9. Other rights regarding processing of the personal data
- The customer has the right to obtain the personal data concerning him or her to be deleted (“right to be forgotten”) if the data is redundant or outdated or if personal data has been processed against the law or if the customer withdraws his/her consent for processing personal data. However, the customer does not have this right if it is necessary to process the personal data to fulfill the legal obligations of BearIT (such as obligations related to the offering of employment promoted services).
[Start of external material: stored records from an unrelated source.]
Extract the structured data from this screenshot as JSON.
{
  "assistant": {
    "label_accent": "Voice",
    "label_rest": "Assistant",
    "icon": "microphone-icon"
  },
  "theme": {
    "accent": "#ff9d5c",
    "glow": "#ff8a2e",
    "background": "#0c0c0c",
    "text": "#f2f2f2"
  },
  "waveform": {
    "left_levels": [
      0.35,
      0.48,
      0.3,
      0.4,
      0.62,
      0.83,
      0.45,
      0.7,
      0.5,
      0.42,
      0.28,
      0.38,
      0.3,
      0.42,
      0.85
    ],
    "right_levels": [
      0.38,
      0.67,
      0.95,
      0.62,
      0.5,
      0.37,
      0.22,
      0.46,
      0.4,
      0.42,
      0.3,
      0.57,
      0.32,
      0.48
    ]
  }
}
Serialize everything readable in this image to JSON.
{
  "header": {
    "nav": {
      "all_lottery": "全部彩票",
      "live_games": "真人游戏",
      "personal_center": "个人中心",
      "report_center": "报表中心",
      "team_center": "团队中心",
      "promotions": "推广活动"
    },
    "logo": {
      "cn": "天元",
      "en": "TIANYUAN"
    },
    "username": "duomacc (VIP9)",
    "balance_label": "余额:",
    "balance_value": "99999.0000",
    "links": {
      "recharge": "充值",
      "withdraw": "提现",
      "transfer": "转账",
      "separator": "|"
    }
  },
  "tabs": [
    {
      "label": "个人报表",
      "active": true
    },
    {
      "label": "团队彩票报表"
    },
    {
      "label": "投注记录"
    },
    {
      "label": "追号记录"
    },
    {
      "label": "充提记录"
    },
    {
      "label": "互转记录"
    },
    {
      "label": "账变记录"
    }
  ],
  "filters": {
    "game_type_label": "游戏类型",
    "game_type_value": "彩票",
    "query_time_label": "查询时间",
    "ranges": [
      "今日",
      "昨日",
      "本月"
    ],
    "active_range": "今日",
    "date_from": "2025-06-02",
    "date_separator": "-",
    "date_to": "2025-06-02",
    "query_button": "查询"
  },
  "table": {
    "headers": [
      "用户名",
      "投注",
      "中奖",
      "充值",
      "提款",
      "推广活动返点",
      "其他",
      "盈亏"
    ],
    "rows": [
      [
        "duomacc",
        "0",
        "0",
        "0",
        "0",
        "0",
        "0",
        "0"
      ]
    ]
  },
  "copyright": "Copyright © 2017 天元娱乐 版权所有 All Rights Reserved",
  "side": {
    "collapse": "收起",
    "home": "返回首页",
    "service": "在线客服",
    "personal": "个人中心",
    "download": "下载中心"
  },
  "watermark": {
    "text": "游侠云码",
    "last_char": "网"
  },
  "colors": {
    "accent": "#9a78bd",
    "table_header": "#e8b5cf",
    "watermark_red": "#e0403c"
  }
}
- The customer has the right to object to the processing of personal data, except if BearIT is able to demonstrate that the purpose for processing of the personal data overrides the interests or the rights of the customer (e.g., BearIT’s legal obligations). The customer also has the right to restrict processing of his or her personal data for a certain period due to, e.g., resolving a disagreement.
- Every customer has the right to lodge a complaint with the supervisory authority if the person considers that the processing of his or her personal data is against the General Data Protection Regulation. In Finland, the supervisory authority is the Office of the Data Protection Ombudsman. https://tietosuoja.fi/en/home
For using these rights (see parts #8 and #9) the customer has to send a written request to BearIT’s data protection officer (see part #10). If necessary, BearIT may require the customer to confirm their identity. BearIT will respond to the request within the timescale regulated in the General Data Protection Regulation (mainly within one-month timescale).
10. Contact information of data controller
A data controller is the entity that defines the purposes and methods of processing personal data. A processor is a third party that processes personal data on behalf of the controller.
BearIT operates as a controller for the personal data that is processed within BearIT’s digital service systems. When processing personal data disclosed by TE Office (usually the customer’s contact information) BearIT operates as a processor. As the joint controller of the personal data disclosed by TE Office operates ELY Centres, TE Offices and KEHA Centre together.
BearIT Oy
Åkerlundinkatu 11 D, 33100 Tampere
Business ID: 2529594-1, info@bearit.fi
Contact information of the data protection officer
Marco Ylitörmä, tietosuoja@bearit.fi
This policy has been published on March 8th 2023.